Veterans will be honored during Memorial Day weekend through ceremony and tributes at local cemeteries.  The public is invited to attend and honor veterans through these events.

The Ladies’ and Men’s Auxiliary will host a Memorial Day Observance at East Lawn Memorial Park at 9:00 a.m. on Monday, May 27th.  During the ceremony, patriotic songs will be sung, Taps will be played, and a Memorial Day address will be given by Chaplain James Looby, USN, Retired.

Greenleaf Cemetery, in Brownwood, will host the playing of Taps nightly, as a tribute to the many military veterans buried there.  At 8:00 p.m. Saturday, Sunday and Monday, May 25-27, Taps will be played nightly at the flag pole location.  This tribute is offered by S. Sgt. Les Beasley, USMC (Retired), and member of the American Legion Post #196 of Brownwood. According to organizers, this will be a short, Taps only ceremony.  In addition to this ceremony, volunteers will place 1300 flags on veterans’ graves on Saturday morning.

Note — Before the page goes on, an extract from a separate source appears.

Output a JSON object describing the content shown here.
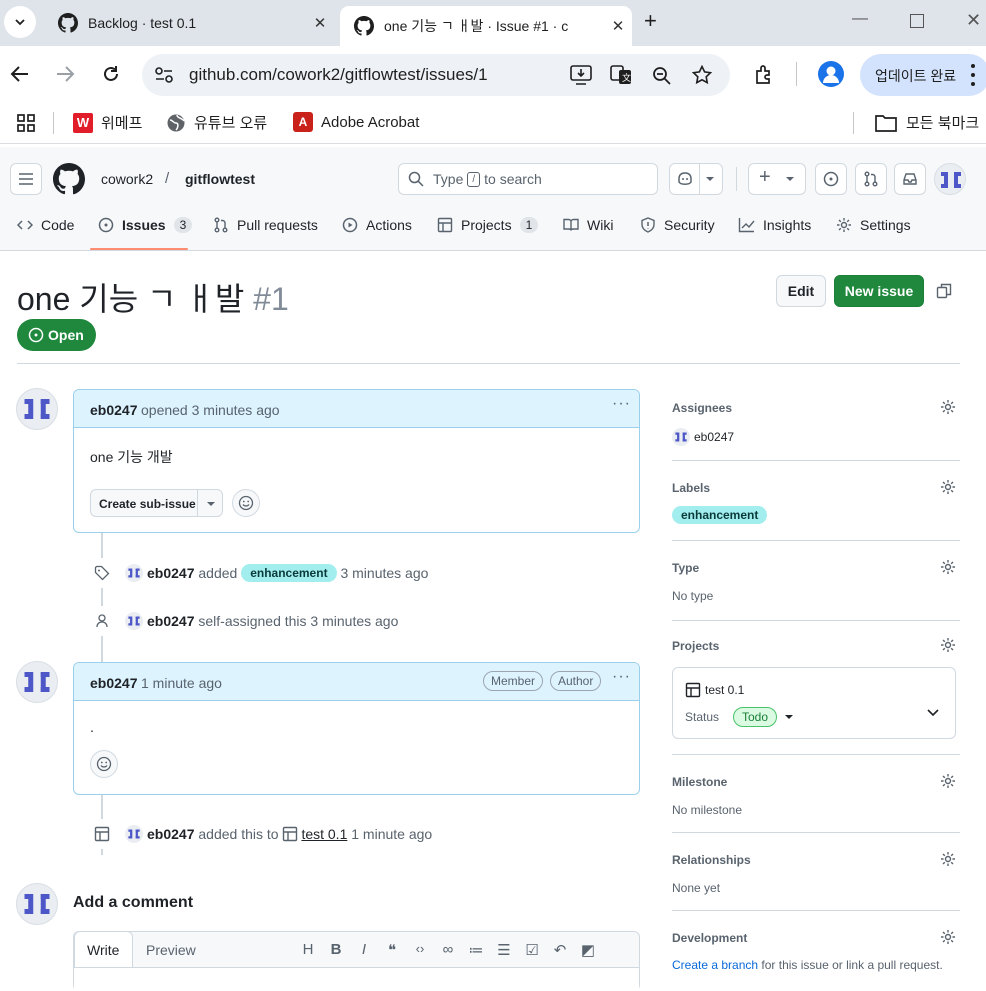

Memorial Day was officially proclaimed on May 5, 1868 by General John Logan, national commander of the Grand Army of the Republic and was first observed on May 30, 1868, when flowers were placed on the graves of Union and Confederate soldiers at Arlington National Cemetery. The first state to officially recognize the holiday was New York in 1873. By 1890 it was recognized by all of the northern states. The South refused to acknowledge the day, honoring their dead on separate days until after World War I when the holiday changed from honoring just those who died fighting in the Civil War to honoring Americans who died fighting in any war. It is now celebrated in almost every state on the last Monday in May (passed by Congress with the National Holiday Act of 1971).